Im Deutschen sind wir von der Grammatik her verpflichtet, zu jeder Handlung einen Täter zu benennen (kein Verb ohne Substantiv, kein Prädikat ohne Subjekt). Die Muttersprache bewirkt somit, wie wir ticken. Wenn immer etwas geschieht, muss es einen Täter geben:
- Wir können nicht einfach sagen: “Regnet jetzt, Blitzt jetzt”, sondern es heißt “Es regnet jetzt oder es blitzt”. Obwohl niemand erklären kann, wer dieser ES ist.
- Oft erfinden wir einen abstrakten Hilfstäter, damit es nicht allzukomisch klingt: “Die Zeit vergeht”, “Der Mai lässt alles erblühen”, “Die Termine drängen”, – aber wer ist die Zeit, die Termine oder der Mai? Ein abstraktes Wort, nichts weiter!

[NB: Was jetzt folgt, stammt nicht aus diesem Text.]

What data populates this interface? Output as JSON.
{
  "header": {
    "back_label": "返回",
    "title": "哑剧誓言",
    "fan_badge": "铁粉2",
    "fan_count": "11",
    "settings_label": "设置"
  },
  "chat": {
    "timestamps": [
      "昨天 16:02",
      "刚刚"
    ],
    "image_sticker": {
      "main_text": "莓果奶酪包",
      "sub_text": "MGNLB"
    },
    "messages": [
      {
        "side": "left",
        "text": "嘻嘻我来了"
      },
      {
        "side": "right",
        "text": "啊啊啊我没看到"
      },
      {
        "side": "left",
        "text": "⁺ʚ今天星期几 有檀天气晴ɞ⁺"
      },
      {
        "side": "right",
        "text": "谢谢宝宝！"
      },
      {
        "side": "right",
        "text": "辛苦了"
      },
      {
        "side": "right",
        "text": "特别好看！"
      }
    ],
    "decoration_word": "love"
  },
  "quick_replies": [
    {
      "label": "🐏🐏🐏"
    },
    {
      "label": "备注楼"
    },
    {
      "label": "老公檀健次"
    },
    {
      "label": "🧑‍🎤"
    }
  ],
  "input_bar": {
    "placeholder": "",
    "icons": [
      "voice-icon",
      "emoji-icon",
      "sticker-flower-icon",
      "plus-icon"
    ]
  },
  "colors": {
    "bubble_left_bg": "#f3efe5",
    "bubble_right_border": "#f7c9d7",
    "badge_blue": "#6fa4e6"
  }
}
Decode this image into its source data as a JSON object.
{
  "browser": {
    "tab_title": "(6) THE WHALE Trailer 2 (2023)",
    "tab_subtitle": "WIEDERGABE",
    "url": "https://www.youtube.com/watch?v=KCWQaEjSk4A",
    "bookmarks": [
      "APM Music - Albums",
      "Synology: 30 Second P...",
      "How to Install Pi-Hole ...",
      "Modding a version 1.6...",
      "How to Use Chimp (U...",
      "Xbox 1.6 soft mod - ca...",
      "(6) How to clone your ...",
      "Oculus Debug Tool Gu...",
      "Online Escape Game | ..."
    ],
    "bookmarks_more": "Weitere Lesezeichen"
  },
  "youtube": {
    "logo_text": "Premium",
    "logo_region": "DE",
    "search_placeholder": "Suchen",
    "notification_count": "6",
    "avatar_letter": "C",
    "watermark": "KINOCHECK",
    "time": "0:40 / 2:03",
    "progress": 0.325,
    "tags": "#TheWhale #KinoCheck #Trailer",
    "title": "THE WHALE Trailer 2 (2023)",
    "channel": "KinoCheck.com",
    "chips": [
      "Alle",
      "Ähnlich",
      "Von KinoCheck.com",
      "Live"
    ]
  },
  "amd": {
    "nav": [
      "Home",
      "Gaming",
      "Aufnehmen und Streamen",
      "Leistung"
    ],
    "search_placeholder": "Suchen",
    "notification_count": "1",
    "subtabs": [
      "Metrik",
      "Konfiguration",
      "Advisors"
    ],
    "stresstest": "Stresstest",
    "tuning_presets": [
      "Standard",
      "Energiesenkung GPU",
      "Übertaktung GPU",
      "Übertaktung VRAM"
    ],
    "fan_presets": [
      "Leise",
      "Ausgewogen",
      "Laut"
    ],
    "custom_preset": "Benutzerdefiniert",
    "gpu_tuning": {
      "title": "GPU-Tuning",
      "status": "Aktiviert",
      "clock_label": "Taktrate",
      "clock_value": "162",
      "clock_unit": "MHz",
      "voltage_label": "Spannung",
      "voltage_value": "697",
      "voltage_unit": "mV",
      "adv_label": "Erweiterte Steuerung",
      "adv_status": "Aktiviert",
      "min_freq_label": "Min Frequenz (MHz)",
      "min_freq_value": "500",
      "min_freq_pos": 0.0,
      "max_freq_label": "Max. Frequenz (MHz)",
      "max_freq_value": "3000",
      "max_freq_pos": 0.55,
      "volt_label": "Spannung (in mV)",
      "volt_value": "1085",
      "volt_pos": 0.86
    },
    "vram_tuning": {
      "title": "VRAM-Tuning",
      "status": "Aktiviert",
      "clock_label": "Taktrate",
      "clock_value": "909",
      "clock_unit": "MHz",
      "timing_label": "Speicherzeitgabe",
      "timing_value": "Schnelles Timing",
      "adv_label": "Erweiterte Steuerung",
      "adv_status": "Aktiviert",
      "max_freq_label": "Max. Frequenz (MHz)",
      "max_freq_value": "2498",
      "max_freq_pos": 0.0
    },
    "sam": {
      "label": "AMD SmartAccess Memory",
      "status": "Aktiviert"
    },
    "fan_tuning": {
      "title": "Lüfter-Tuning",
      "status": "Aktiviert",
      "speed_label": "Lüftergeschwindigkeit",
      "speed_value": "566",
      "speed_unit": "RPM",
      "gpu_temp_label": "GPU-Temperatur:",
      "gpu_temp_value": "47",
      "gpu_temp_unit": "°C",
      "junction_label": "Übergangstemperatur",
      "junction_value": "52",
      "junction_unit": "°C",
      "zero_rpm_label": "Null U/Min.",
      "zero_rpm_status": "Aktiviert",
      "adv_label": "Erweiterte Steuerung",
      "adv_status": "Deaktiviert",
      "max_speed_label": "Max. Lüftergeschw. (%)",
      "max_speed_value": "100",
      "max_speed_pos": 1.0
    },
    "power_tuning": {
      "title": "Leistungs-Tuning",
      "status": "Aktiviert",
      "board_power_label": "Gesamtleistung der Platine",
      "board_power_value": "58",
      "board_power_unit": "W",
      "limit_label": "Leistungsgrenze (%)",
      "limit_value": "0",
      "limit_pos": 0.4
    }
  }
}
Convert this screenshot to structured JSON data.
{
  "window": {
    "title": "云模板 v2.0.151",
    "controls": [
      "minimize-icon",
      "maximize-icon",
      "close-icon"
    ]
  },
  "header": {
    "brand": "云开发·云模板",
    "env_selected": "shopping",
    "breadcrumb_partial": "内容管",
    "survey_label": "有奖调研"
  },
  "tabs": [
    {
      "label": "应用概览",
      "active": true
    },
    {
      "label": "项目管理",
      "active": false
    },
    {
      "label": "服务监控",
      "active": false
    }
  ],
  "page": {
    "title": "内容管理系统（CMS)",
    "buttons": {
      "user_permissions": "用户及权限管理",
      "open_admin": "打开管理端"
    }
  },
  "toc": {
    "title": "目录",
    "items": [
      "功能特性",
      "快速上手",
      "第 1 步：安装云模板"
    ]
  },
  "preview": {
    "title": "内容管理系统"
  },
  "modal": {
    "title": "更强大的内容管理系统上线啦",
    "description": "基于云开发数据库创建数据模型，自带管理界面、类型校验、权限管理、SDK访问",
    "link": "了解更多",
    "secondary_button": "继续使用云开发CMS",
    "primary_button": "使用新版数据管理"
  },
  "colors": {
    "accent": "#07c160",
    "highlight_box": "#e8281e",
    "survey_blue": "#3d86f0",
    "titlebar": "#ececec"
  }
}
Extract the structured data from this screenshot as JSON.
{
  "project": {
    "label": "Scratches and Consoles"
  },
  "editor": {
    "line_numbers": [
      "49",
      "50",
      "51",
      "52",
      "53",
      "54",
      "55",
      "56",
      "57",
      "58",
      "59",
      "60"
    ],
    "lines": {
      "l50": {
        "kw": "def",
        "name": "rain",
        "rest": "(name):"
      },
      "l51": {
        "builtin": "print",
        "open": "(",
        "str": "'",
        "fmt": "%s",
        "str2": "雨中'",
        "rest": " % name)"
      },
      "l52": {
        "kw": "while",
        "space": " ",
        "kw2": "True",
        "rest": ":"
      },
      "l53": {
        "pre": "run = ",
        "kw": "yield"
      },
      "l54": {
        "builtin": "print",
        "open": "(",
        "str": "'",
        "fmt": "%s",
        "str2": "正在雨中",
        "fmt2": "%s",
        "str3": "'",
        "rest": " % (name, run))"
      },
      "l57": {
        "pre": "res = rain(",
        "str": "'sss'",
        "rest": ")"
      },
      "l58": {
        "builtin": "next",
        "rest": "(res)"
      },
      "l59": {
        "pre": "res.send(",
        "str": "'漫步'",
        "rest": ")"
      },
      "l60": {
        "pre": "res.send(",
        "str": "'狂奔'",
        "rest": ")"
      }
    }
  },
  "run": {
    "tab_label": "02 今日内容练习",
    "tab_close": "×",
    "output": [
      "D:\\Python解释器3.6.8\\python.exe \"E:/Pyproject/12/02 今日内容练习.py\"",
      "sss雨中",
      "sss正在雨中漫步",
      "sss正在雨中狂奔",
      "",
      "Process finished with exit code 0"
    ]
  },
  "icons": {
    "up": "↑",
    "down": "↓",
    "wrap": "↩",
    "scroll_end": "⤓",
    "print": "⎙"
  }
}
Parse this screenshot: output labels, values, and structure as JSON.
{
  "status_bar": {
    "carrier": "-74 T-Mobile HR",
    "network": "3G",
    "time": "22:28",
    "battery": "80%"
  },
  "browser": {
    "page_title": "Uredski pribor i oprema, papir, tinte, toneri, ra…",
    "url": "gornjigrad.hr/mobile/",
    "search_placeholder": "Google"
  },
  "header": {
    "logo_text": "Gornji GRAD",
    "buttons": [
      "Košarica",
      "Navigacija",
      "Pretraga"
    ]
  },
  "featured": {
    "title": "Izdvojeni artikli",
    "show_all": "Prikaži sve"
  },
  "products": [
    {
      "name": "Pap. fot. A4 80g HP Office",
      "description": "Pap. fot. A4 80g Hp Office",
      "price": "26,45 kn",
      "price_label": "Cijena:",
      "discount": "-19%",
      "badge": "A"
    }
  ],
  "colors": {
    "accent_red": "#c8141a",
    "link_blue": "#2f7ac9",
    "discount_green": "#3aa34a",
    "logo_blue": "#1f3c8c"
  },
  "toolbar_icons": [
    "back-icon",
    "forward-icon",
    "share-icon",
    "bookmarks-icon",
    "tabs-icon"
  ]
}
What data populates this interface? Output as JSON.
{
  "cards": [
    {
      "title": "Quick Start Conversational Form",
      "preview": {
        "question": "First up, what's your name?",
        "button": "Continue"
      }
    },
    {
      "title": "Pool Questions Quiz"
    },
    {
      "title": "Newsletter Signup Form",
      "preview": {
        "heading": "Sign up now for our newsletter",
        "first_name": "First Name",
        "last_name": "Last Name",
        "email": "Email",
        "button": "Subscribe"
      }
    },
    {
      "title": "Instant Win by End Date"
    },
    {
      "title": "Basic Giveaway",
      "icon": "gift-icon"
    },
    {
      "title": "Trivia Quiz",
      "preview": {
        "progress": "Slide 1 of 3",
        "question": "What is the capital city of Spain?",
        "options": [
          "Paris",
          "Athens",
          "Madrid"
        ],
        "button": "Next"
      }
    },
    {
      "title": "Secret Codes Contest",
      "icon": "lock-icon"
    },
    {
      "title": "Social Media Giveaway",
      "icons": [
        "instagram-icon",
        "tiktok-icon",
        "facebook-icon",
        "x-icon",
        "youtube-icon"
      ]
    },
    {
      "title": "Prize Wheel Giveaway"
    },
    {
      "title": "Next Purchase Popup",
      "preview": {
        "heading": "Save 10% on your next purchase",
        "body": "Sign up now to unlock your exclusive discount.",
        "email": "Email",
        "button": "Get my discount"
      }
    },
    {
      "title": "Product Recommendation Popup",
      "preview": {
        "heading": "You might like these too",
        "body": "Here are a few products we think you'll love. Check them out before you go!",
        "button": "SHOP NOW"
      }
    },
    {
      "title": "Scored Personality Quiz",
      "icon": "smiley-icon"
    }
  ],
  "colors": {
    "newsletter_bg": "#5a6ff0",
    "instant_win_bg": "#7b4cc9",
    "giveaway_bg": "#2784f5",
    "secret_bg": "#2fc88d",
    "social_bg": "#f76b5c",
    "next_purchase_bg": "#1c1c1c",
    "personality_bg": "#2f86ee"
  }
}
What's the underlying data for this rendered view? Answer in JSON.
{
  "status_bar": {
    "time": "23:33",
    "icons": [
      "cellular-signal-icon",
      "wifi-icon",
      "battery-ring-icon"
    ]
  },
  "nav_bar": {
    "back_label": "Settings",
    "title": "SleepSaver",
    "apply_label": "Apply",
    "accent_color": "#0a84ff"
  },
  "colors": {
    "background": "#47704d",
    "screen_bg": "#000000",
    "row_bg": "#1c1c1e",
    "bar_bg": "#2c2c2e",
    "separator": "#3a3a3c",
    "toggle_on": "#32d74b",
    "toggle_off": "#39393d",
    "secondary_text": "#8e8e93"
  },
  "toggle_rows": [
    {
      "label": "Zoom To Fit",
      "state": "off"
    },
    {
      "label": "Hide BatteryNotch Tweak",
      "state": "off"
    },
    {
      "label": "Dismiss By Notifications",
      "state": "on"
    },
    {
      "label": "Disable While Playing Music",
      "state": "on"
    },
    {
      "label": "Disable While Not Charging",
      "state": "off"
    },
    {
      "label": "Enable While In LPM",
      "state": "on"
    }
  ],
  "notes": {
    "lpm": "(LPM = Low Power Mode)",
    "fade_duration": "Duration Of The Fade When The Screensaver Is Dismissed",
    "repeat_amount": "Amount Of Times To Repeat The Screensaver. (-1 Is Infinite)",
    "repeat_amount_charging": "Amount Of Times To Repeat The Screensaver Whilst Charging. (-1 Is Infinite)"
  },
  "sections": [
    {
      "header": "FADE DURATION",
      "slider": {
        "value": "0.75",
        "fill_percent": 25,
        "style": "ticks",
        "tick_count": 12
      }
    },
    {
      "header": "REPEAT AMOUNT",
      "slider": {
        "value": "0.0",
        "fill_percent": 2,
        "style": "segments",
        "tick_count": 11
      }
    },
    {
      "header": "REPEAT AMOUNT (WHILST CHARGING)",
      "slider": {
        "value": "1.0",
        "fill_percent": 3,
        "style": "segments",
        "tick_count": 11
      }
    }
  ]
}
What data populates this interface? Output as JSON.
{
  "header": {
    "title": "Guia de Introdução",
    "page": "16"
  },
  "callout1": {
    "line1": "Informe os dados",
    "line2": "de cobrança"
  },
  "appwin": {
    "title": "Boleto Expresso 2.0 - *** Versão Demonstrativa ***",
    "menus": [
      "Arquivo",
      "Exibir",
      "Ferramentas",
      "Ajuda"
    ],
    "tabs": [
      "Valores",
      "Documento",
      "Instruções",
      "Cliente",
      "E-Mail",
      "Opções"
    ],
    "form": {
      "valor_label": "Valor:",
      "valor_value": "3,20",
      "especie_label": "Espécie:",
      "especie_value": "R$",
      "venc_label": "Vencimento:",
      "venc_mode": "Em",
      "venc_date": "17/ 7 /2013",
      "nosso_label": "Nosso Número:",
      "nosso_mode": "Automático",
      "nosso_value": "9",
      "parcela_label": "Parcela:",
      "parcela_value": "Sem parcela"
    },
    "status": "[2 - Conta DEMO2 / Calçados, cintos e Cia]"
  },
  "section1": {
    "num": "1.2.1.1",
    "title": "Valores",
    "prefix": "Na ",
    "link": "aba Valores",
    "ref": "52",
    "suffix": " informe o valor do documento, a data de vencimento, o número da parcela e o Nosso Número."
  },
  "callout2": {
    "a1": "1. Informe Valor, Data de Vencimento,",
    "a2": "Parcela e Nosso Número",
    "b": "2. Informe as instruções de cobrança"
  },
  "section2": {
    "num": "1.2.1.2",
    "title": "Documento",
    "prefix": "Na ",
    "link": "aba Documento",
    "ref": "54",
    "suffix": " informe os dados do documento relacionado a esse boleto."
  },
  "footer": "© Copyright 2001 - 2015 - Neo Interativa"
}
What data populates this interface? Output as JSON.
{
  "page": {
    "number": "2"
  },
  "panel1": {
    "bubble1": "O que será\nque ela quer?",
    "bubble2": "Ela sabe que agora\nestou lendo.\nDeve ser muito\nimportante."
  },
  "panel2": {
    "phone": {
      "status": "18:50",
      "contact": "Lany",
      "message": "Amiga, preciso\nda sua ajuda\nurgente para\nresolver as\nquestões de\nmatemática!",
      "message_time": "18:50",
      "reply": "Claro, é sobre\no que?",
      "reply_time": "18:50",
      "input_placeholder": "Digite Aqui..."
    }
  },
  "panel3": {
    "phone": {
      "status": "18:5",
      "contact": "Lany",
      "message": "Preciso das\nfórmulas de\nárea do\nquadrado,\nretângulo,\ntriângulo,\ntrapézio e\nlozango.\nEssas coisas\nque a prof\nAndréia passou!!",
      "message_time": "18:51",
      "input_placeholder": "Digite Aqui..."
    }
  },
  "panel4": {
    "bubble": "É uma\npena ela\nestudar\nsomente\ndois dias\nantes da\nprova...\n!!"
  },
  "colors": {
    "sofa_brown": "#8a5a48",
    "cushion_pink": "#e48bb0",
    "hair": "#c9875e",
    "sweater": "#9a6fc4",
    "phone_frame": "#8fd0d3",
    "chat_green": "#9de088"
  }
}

- Selbst konkrete Täter sind oft unschuldig am Geschehen: “Diese Landschaft ödet mich an”, “Ihr Freund hat sie um den Verstand gebracht” “Der Sonnenschirm spendet mir Schatten” – als ob die Landschaft oder der Freund so etwas tun könnten – und als ob der Schirm irgend etwas spenden würde!
Die Logik der alten Germanen prägt noch heute unser Denken.
Die Sprache verhindert die unmittelbare Wahrnehmung.
Unser Kopf baut sich seine eigene, gewohnheitsmäßig schräge Welt.
PS.
Auch dieser Text ist voller Täter, die nicht (mehr) existieren:
Wer sind heute die Germanen? Wie macht Sprache etwas? Wie kann Logik mich prägen? Wie baut der Kopf etwas auf?
Es sind alles Täter, die verschleiern, dass wir selber etwas tun…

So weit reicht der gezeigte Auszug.